Chemical peels are generally categorized by the depth of damage that they produce in the skin. They are superficial, medium, and deep. The strengths and the depth of damage that the peel makes depend on the chemical concentration and the amount of time the peel has contact with the skin.
The most common acids used in chemical peels:
Trichloroacetic Acid (TCA), available only in a professional setting
Jessner’s, available only in the professional setting
Phenol peels, available only in the professional setting.

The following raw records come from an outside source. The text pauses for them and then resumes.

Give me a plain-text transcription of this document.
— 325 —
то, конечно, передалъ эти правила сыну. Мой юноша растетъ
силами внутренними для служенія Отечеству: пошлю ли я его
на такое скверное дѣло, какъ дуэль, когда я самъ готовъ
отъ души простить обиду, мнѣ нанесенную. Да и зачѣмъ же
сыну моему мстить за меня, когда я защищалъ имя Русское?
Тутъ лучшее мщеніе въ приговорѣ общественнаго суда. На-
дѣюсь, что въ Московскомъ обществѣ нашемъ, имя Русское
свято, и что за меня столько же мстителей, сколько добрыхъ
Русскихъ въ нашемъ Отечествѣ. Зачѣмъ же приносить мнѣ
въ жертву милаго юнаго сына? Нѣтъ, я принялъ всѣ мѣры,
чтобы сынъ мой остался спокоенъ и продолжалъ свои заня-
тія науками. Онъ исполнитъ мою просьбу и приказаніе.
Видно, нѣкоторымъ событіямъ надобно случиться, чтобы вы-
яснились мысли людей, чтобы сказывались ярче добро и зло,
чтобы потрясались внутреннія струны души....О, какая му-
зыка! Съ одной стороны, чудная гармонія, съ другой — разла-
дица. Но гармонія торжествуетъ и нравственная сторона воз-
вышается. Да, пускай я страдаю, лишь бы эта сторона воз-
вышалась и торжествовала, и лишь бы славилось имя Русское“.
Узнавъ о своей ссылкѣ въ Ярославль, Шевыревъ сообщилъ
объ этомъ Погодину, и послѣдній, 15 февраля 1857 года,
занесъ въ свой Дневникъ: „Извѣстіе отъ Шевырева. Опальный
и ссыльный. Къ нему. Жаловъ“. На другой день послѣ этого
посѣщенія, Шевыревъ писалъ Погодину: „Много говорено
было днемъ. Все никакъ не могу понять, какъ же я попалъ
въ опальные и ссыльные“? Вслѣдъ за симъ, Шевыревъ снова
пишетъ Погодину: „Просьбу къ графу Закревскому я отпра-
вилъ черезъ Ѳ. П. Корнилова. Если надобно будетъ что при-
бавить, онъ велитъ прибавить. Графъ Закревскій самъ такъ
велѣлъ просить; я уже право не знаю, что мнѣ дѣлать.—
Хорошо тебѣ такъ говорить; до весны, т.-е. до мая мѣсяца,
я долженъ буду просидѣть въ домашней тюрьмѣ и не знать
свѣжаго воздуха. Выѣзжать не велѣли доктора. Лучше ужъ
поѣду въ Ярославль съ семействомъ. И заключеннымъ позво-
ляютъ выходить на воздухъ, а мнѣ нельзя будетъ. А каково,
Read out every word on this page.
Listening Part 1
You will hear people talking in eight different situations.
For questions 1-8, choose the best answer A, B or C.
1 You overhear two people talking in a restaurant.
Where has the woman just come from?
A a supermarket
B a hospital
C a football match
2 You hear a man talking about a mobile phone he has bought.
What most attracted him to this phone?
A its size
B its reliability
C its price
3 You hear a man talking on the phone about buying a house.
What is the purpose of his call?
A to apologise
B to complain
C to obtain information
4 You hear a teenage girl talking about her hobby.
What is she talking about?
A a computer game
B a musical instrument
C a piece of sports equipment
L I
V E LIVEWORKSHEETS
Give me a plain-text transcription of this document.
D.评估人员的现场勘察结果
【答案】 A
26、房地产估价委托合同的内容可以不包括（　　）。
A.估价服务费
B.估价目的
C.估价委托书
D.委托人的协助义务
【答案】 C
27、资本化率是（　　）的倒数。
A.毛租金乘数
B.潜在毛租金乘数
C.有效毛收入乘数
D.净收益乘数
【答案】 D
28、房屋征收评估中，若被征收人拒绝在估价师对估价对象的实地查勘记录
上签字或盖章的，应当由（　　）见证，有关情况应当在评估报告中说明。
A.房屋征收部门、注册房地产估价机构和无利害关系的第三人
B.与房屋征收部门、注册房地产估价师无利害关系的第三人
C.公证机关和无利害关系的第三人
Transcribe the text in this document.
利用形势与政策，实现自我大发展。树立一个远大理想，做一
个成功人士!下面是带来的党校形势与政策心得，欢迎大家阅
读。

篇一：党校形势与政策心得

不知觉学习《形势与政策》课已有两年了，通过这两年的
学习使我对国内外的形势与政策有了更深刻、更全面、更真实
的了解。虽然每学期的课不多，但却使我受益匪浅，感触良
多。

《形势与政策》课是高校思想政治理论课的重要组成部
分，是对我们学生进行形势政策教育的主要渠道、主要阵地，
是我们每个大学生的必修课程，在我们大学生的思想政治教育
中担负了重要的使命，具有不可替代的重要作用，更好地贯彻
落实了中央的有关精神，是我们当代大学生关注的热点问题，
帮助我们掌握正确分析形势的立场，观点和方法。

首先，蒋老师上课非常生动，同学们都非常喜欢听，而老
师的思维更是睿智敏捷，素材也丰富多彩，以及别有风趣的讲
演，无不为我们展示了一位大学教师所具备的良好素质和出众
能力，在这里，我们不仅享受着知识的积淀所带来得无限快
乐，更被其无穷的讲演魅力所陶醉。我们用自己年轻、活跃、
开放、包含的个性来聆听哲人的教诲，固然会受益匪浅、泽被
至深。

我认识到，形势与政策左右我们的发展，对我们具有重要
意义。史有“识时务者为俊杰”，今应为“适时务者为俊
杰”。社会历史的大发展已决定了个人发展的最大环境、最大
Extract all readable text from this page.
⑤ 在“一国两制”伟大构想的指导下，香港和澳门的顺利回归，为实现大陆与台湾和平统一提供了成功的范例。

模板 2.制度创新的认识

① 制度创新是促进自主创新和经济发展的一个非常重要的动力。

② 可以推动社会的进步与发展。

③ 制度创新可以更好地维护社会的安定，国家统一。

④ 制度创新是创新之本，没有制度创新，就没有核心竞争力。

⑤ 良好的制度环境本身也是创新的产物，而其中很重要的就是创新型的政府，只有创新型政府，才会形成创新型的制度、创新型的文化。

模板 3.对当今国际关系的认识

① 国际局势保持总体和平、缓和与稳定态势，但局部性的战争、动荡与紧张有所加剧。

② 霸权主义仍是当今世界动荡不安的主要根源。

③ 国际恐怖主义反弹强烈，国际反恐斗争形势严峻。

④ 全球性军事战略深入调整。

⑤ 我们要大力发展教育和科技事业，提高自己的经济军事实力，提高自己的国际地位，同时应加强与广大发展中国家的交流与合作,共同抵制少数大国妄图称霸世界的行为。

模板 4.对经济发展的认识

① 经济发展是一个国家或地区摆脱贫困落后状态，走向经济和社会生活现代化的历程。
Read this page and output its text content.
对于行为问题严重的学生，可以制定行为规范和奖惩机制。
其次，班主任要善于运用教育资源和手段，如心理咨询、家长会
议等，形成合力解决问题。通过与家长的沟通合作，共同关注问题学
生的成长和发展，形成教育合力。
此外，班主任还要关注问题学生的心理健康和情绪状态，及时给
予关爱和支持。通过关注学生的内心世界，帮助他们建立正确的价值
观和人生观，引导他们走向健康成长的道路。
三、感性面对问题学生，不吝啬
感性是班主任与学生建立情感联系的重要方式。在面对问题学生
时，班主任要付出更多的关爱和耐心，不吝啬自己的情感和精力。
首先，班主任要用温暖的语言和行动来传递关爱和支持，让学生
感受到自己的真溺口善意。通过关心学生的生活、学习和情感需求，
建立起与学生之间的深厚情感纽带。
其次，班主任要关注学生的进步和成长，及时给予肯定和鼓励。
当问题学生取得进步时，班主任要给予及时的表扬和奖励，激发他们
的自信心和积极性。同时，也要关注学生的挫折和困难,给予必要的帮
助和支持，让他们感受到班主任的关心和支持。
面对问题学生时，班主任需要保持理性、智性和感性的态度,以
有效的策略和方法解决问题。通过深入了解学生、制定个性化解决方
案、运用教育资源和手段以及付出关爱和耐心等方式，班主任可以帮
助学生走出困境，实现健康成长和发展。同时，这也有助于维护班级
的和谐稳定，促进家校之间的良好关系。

Chemical exfoliants come in the form of chemical peels, cleansers, toners, serums, creams, masks.
Products that you can use at home have a tiny percentage of a chemical. In contrast, a licensed esthetician or a dermatologist performs chemical peels with a higher concentration and provides advanced results.
Chemical exfoliants are an excellent option for individuals with sensitive, thin or overreactive skin. The reason is that you can not over-scrub like in the case with a physical exfoliant.
Chemical exfoliants can help treat conditions like sun-damaged skin, superficial wrinkles, uneven texture and pigmentation, acne breakouts, large pores, and milia.
The most significant advantage of chemical exfoliants is that they come in different percentages, and you can work your way up. Moreover, they do more than just exfoliating the dead layer of the skin. They brighten, stimulate collagen production, and firm the skin.
Exfoliation is an essential step in your skincare routine. However, it is crucial to pick the right products according to your age, skin type, and concern.
I would suggest getting a consultation with a licensed professional who would analyze your skin and create the best treatment plan to help you achieve your beauty goals.